Although at this time she lived in Monteagle with her father, she traveled throughout Tennessee for three years working for the association. In mid-July 1920, Pearson traveled to Nashville, Tennessee, due to a special session being called by the governor to vote on the 19th amendment. During her fight for the 19th amendment, Pearson set up headquarters at the Hermitage Hotel in Nashville, where she urged legislators to oppose ratification.
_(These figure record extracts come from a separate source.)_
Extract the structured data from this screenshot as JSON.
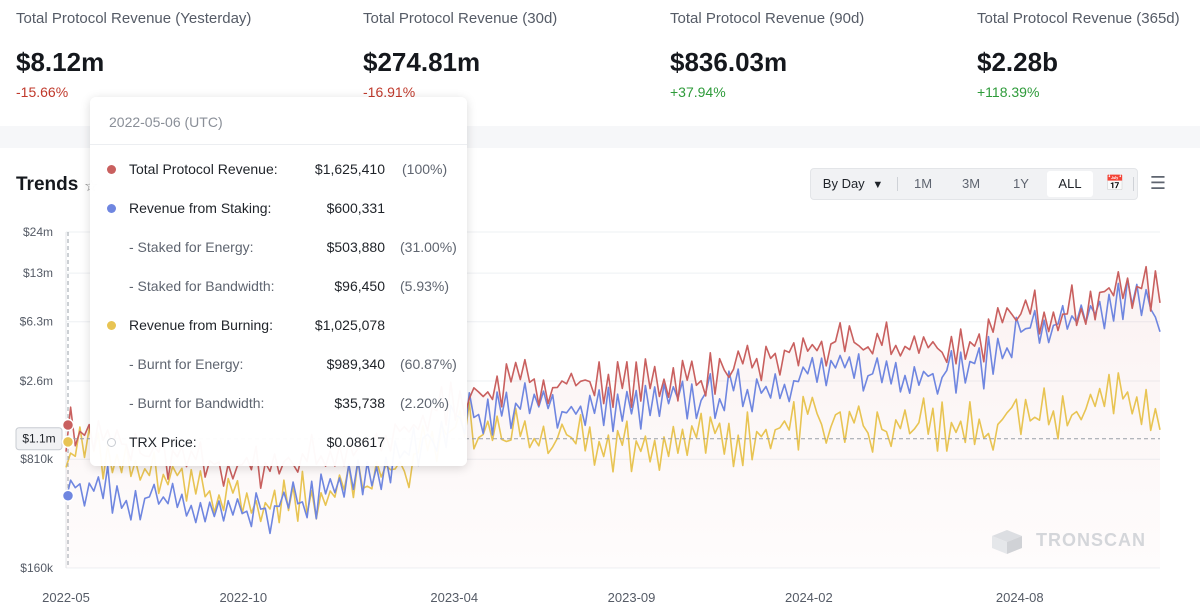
{
  "stats": [
    {
      "label": "Total Protocol Revenue (Yesterday)",
      "value": "$8.12m",
      "change": "-15.66%",
      "dir": "neg"
    },
    {
      "label": "Total Protocol Revenue (30d)",
      "value": "$274.81m",
      "change": "-16.91%",
      "dir": "neg"
    },
    {
      "label": "Total Protocol Revenue (90d)",
      "value": "$836.03m",
      "change": "+37.94%",
      "dir": "pos"
    },
    {
      "label": "Total Protocol Revenue (365d)",
      "value": "$2.28b",
      "change": "+118.39%",
      "dir": "pos"
    }
  ],
  "trends": {
    "title": "Trends"
  },
  "toolbar": {
    "by_day": "By Day",
    "ranges": [
      "1M",
      "3M",
      "1Y",
      "ALL"
    ],
    "active": "ALL"
  },
  "tooltip": {
    "date": "2022-05-06 (UTC)",
    "rows": [
      {
        "label": "Total Protocol Revenue:",
        "value": "$1,625,410",
        "pct": "(100%)",
        "dot": "#c9605f",
        "sub": false
      },
      {
        "label": "Revenue from Staking:",
        "value": "$600,331",
        "pct": "",
        "dot": "#6f86e0",
        "sub": false
      },
      {
        "label": "- Staked for Energy:",
        "value": "$503,880",
        "pct": "(31.00%)",
        "dot": "",
        "sub": true
      },
      {
        "label": "- Staked for Bandwidth:",
        "value": "$96,450",
        "pct": "(5.93%)",
        "dot": "",
        "sub": true
      },
      {
        "label": "Revenue from Burning:",
        "value": "$1,025,078",
        "pct": "",
        "dot": "#e8c453",
        "sub": false
      },
      {
        "label": "- Burnt for Energy:",
        "value": "$989,340",
        "pct": "(60.87%)",
        "dot": "",
        "sub": true
      },
      {
        "label": "- Burnt for Bandwidth:",
        "value": "$35,738",
        "pct": "(2.20%)",
        "dot": "",
        "sub": true
      },
      {
        "label": "TRX Price:",
        "value": "$0.08617",
        "pct": "",
        "dot": "hollow",
        "sub": false
      }
    ]
  },
  "watermark": "TRONSCAN",
  "chart_data": {
    "type": "line",
    "title": "Trends",
    "scale": "log",
    "y_ticks": [
      "$160k",
      "$810k",
      "$2.6m",
      "$6.3m",
      "$13m",
      "$24m"
    ],
    "y_tick_values": [
      160000,
      810000,
      2600000,
      6300000,
      13000000,
      24000000
    ],
    "crosshair_label": "$1.1m",
    "crosshair_value": 1100000,
    "x_ticks": [
      "2022-05",
      "2022-10",
      "2023-04",
      "2023-09",
      "2024-02",
      "2024-08"
    ],
    "x_range": [
      "2022-05-01",
      "2024-11-30"
    ],
    "series": [
      {
        "name": "Total Protocol Revenue",
        "color": "#c9605f",
        "dates": [
          "2022-05",
          "2022-08",
          "2022-10",
          "2022-12",
          "2023-02",
          "2023-04",
          "2023-06",
          "2023-09",
          "2023-12",
          "2024-02",
          "2024-04",
          "2024-06",
          "2024-07",
          "2024-08",
          "2024-10",
          "2024-11",
          "2024-11-30"
        ],
        "values": [
          1300000,
          800000,
          700000,
          850000,
          1000000,
          2000000,
          2600000,
          2500000,
          3000000,
          4200000,
          4500000,
          4300000,
          4800000,
          7200000,
          8000000,
          11000000,
          9500000
        ]
      },
      {
        "name": "Revenue from Staking",
        "color": "#6f86e0",
        "dates": [
          "2022-05",
          "2022-08",
          "2022-10",
          "2022-12",
          "2023-02",
          "2023-04",
          "2023-06",
          "2023-09",
          "2023-12",
          "2024-02",
          "2024-04",
          "2024-06",
          "2024-07",
          "2024-08",
          "2024-10",
          "2024-11",
          "2024-11-30"
        ],
        "values": [
          600000,
          400000,
          330000,
          450000,
          700000,
          1500000,
          1800000,
          1700000,
          2200000,
          2900000,
          3000000,
          3000000,
          3300000,
          5500000,
          6200000,
          9000000,
          7000000
        ]
      },
      {
        "name": "Revenue from Burning",
        "color": "#e8c453",
        "dates": [
          "2022-05",
          "2022-08",
          "2022-10",
          "2022-12",
          "2023-02",
          "2023-04",
          "2023-06",
          "2023-09",
          "2023-12",
          "2024-02",
          "2024-04",
          "2024-06",
          "2024-07",
          "2024-08",
          "2024-10",
          "2024-11",
          "2024-11-30"
        ],
        "values": [
          1000000,
          600000,
          450000,
          480000,
          600000,
          1300000,
          1100000,
          1000000,
          1100000,
          1500000,
          1300000,
          1300000,
          1200000,
          1700000,
          1600000,
          2500000,
          1600000
        ]
      }
    ]
  }
}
The ratification of the 19th Amendment, which ultimately granted women the right to vote in 1920.

In 1920, she became the president of the Southern Woman’s League for Rejection of the Susan B. Anthony Amendment.

== Later life ==
Although Pearson never cast a vote in her lifetime, she spent the remainder of her life writing, teaching, and protesting women’s suffrage. Pearson continued to lecture across the Southern United States and authored numerous articles and books until her death on November 3, 1944.

She was laid to rest in Monteagle Cemetery.